Non credo che ci siano disponibilità a conferire alle strutture ecclesiastiche compiti di direzione dell’evoluzione politica: vescovi e clero è bene continuino nei loro compiti religiosi e pastorali senza tornare a operazioni di direzione politica che in una società secolarizzata non sarebbero accettate neppure da gran parte dei cattolici.

Mi sembra di poter concludere che la costruzione di una presenza riformista, che solo per pigrizia mentale si può definire di centro nel senso moderato del termine, vada innanzitutto costruita come una forte operazione culturale.
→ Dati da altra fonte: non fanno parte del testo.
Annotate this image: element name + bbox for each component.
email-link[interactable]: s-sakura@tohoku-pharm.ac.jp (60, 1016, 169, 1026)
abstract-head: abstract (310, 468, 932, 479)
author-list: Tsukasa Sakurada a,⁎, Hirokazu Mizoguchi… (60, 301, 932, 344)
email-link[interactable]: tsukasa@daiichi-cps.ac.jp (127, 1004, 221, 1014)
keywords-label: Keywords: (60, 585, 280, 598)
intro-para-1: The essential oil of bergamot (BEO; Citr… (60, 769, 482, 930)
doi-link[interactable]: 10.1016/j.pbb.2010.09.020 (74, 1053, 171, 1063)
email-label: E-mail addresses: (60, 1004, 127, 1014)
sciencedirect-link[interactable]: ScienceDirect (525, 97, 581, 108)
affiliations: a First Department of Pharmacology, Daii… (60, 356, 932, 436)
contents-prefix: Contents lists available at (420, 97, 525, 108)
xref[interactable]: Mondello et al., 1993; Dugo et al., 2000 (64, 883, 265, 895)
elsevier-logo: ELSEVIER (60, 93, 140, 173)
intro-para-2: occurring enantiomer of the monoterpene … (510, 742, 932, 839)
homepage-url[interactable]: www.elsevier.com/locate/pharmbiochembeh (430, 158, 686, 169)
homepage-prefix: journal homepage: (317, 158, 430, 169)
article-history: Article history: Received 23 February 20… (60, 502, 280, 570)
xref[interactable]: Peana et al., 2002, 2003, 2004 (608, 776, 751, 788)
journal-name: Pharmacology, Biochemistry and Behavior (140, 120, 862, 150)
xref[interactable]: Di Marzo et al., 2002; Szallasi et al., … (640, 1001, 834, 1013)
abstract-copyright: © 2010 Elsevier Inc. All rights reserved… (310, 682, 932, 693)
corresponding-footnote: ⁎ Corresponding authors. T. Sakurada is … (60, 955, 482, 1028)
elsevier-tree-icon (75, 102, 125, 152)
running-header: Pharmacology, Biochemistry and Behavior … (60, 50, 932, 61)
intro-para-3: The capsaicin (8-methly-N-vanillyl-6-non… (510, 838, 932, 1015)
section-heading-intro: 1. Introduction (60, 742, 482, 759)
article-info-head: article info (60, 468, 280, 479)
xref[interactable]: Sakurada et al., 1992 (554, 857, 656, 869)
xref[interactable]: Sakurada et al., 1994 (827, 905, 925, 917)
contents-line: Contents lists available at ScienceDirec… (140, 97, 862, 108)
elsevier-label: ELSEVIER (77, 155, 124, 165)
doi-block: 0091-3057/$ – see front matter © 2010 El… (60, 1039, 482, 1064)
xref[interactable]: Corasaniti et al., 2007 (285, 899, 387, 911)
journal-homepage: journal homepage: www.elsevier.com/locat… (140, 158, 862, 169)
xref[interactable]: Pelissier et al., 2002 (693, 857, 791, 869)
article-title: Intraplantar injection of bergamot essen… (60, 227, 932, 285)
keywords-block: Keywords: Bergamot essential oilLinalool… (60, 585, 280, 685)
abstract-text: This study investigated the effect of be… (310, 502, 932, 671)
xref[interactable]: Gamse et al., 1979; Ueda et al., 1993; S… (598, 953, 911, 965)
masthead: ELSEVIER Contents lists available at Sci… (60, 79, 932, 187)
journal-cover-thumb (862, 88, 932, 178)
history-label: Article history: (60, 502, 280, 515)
Se non disponiamo di una cultura che possa creare consenso intorno a un modo di interpretare la transizione che viviamo collocandosi fuori dagli schemi dei massimalismi radicaloidi di destra e/o di sinistra, non si consolida il terreno su cui far approdare una parte consistente dell’opinione pubblica e di conseguenza della classe politica.

Che questa nasca all’interno dei partiti oggi sulla scena, oppure sia espressione di nuove forme di aggregazione presenti nella dinamica sociale, oppure, cosa più normale, che scaturisca dalla dialettica fra le due componenti lo deciderà lo svilupparsi degli eventi. Se le classi dirigenti e pensanti (i due aspetti non sempre convivono) lavorassero per far maturare l’humus riformatore che ci manca, si potrebbe sperare con fondamento che possano arrivare anche i leader necessari, federatori o innovatori che siano.